Matt Gaffney’s Wall Street Journal contest crossword, “Resource Management”—Dave Sullivan’s write-upThere’s something appropriately meta to this week’s WSJ Contest instructions, in that we are solving a puzzle in search of a board game. The board games I played most frequently in my adolescence were Monopoly, Clue, Masterpiece and Life. I wonder if one of these will end up being our contest solution? Let’s look at the theme entries (starred either due to the central shorter entry or two down entries):
- 17a. [*Commodores hit of 1977], BRICK HOUSE – ok, let’s get into the way-back machine and give a listen
- 36a. [*Mine vehicle], ORE CART – otherwise known to frequent crossword solvers as a TRAM (which enters the mine through an ADIT)
- 54a. [*Winter pair], WOOL GLOVES
- 11d. [*Old Overholt or Wild Turkey, e.g.], GRAIN WHISKEY – I’ve never heard of the former, and I do wonder if these would be more often considered rye whiskeys or some other specific type of grain?
- 25d. [*Where employees log long hours?], LUMBER YARDS – very cute clue!
So all of these theme entries start with a “resource.” At first I thought of Sim City, which, although not a board game, does involve building cities, presumably from resources such as these. To Google I went and found a board game named Settlers of Catan which features these five resources on cards traded among players to build settlements on the fictional island of Catan. I guess I have a remote recollection of hearing about this game, but I’ve never played it.

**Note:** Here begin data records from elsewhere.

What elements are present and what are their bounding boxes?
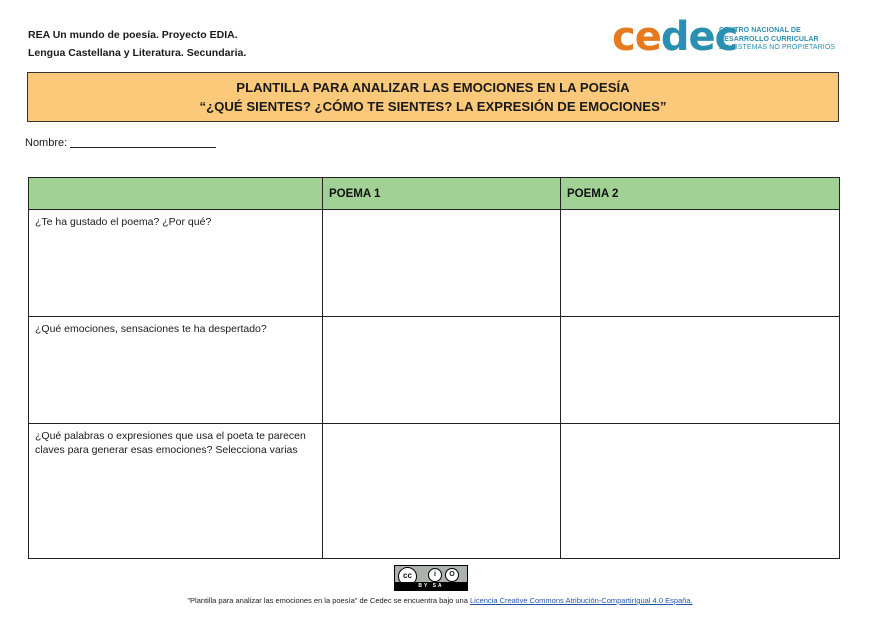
header-question-column: [28, 177, 323, 210]
license-footer: "Plantilla para analizar las emociones e…: [0, 596, 880, 605]
license-link[interactable]: Licencia Creative Commons Atribución-Com…: [470, 596, 693, 605]
name-blank-line[interactable]: [70, 137, 217, 148]
logo-word-part-orange: ce: [612, 14, 662, 60]
name-field: Nombre:: [25, 137, 217, 149]
logo-tagline-line1: CENTRO NACIONAL DE: [719, 27, 801, 34]
header-poema-2: POEMA 2: [560, 177, 840, 210]
creative-commons-badge[interactable]: cc i O BY SA: [394, 565, 468, 591]
worksheet-subtitle: “¿QUÉ SIENTES? ¿CÓMO TE SIENTES? LA EXPR…: [199, 99, 667, 114]
name-label: Nombre:: [25, 137, 68, 149]
poema-2-answer-cell[interactable]: [560, 316, 840, 424]
cedec-logo: cedec CENTRO NACIONAL DE DESARROLLO CURR…: [612, 14, 852, 60]
poema-1-answer-cell[interactable]: [322, 209, 561, 317]
worksheet-title: PLANTILLA PARA ANALIZAR LAS EMOCIONES EN…: [236, 80, 630, 95]
header-poema-1: POEMA 1: [322, 177, 561, 210]
poema-2-answer-cell[interactable]: [560, 423, 840, 559]
document-header: REA Un mundo de poesía. Proyecto EDIA. L…: [28, 26, 246, 62]
table-row: ¿Te ha gustado el poema? ¿Por qué?: [28, 209, 840, 317]
table-row: ¿Qué emociones, sensaciones te ha desper…: [28, 316, 840, 424]
license-badge-band: BY SA: [395, 582, 467, 590]
poema-1-answer-cell[interactable]: [322, 423, 561, 559]
worksheet-title-box: PLANTILLA PARA ANALIZAR LAS EMOCIONES EN…: [27, 72, 839, 122]
question-cell: ¿Qué palabras o expresiones que usa el p…: [28, 423, 323, 559]
poema-1-answer-cell[interactable]: [322, 316, 561, 424]
license-text: "Plantilla para analizar las emociones e…: [187, 596, 470, 605]
question-cell: ¿Qué emociones, sensaciones te ha desper…: [28, 316, 323, 424]
logo-tagline-line2: DESARROLLO CURRICULAR: [719, 35, 819, 43]
logo-tagline-line3: EN SISTEMAS NO PROPIETARIOS: [719, 44, 836, 51]
table-header-row: POEMA 1 POEMA 2: [28, 177, 840, 210]
header-subject-line: Lengua Castellana y Literatura. Secundar…: [28, 47, 247, 59]
cedec-logo-tagline: CENTRO NACIONAL DE DESARROLLO CURRICULAR…: [719, 27, 835, 53]
attribution-icon: i: [428, 568, 442, 582]
table-row: ¿Qué palabras o expresiones que usa el p…: [28, 423, 840, 559]
question-cell: ¿Te ha gustado el poema? ¿Por qué?: [28, 209, 323, 317]
header-project-line: REA Un mundo de poesía. Proyecto EDIA.: [28, 29, 238, 41]
poema-2-answer-cell[interactable]: [560, 209, 840, 317]
poem-analysis-table: POEMA 1 POEMA 2 ¿Te ha gustado el poema?…: [28, 177, 840, 559]
share-alike-icon: O: [445, 568, 459, 582]
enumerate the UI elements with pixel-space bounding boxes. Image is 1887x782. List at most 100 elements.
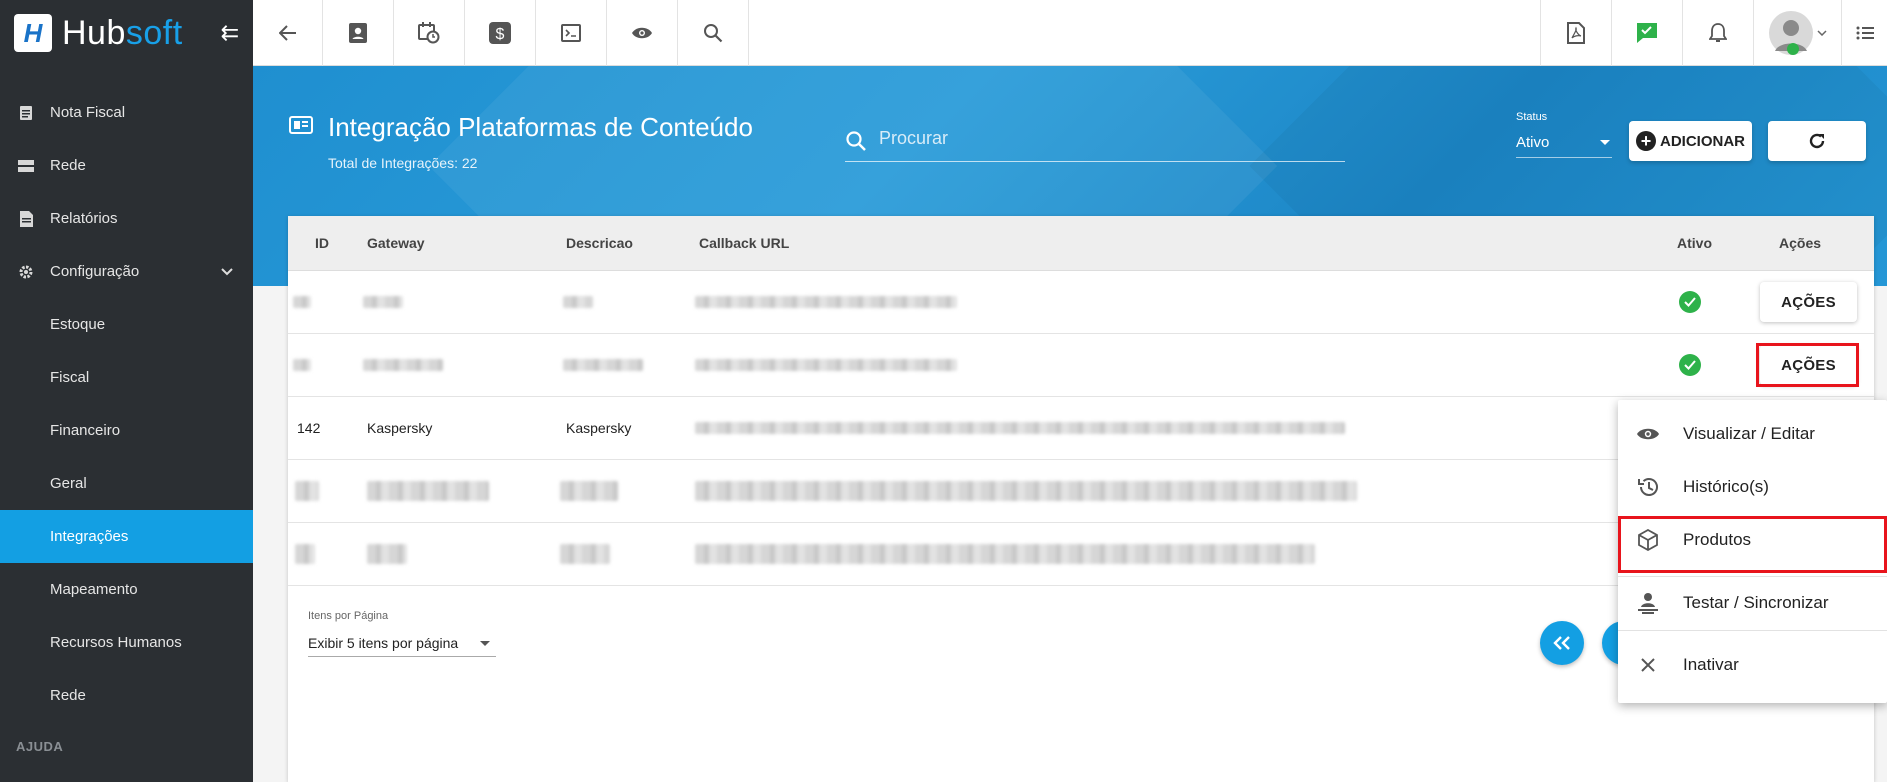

I found this meta a bit too straightforward for my tastes–in each theme entry the “resource” had the same meaning as its role in service to the meta solution (no wordplay per se involved). Also, if you hadn’t played the game in question before, you were sunk if you were solving on some desert island without the help of the World Wide Web. I also got stuck in one crossing–having ACE (instead of ICE) for [Clinch], leaving me with WASPS (instead of WISPS) for [Thin columns]. (Certainly wisps makes more sense, but I don’t think of them necessarily as columns.) A bit of politics seeped into the puzzle with [44 of 50 state governors] for MALES; I’m hoping upcoming elections help to reset that imbalance. As Captain Picard would say, MAKE IT SO!